$N$ is a positive integer. When $N$ is divided by $3$, the remainder is $2$. When $N$ is divided by $4$, the remainder is $3$. What is the remainder when $N$ is divided by $12$?
When 482 , 992 , 1094are divided by a positive integer D, the remainders are all 74. What is D?
N is a four-digit positive integer. Dividing N by 9 , the remainder is 5. Dividing N by 7, the remainder is 3. Dividing N by 5, the remainder is 1. What is the smallest possible value of N?
A box contains many candies.
If 3 candies are taken away, the rest can be shared evenly among 7 people.
If 6 are taken away, the rest can be shared evenly among 8 people.
If 3 candies are added, then the box can be shared evenly among 5 people.
What is the smallest number of candies in the box?
+421 I love these problems!
1) N=11 when divided by 12
So if you are familiar with modular arithmetic, we will write some equations.
N==2 (mod 3)
N==3 (mod 4)
N==x(mod 12)
Let's solve for N.
3a+2=4b+3
a and b are integers
take the whole thing modulo 3
b=2(mod 3)
so inputting for a new quotient integer c,
N=3a+2=4(3c+2)+3
N=3a+2=12c+11
N= 11 (mod 12)
or the remainder is 11 when divided by 12
2) D=102
482-74=408
992-74=918
1094-74=1020
The GCF is 102.
D=102
!!!
3) N=311
Again, use modular arithmetic with integer variable quotients.

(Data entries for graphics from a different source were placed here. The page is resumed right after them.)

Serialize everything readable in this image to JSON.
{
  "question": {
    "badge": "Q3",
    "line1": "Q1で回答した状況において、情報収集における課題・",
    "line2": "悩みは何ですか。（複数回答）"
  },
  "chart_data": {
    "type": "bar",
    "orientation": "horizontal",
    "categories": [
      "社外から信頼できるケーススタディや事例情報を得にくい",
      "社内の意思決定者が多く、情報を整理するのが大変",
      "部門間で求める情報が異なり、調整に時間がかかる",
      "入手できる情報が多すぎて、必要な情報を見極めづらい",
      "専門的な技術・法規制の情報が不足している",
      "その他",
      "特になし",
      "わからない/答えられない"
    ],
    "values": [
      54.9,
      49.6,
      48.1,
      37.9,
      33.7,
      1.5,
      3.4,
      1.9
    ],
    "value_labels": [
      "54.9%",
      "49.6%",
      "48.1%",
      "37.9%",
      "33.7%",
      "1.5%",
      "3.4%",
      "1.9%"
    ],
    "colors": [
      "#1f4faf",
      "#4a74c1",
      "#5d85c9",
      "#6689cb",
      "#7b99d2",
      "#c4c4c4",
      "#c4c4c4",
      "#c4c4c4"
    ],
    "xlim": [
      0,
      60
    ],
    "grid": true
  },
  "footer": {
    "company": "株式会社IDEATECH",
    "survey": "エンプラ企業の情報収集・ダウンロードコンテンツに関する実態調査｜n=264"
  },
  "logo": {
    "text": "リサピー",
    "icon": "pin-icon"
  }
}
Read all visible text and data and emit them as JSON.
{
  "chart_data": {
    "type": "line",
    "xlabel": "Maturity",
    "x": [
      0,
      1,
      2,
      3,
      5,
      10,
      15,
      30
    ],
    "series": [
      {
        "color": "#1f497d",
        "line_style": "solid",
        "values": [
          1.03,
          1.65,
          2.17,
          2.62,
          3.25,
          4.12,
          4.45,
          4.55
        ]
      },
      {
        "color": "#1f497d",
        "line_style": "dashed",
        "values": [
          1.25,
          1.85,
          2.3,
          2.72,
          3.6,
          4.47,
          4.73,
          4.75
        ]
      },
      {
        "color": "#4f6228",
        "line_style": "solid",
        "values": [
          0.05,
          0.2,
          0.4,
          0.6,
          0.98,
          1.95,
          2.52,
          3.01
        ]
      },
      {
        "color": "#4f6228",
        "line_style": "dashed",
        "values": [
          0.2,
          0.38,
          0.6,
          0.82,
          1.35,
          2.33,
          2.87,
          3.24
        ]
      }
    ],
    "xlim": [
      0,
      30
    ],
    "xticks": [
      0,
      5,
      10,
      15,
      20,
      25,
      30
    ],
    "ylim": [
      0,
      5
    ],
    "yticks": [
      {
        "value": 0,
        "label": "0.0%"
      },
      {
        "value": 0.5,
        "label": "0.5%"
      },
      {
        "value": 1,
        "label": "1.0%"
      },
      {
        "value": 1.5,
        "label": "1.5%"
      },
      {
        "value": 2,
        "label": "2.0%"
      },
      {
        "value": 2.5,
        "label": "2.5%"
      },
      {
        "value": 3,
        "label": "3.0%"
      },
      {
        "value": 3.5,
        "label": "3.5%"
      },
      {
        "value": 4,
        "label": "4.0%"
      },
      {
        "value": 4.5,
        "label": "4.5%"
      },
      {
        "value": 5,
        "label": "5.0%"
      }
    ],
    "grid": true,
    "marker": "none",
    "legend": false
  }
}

Solving the way I did before, N=311 (mod 315) so N>=311+315n, and n can't be negative thus N=311.
4) 38 candies
lol, same modular arithmetic.
Solving equations and writing them, we have for the # of candies=x
x=3(mod7)
x=6(mod8)
x=3(mod5)
so x=3(mod 35)
and x=6(mod 8)
therefore x= 38 mod 280, and x=38
(because 318 would obviously be too many candies for >8 people to eat.)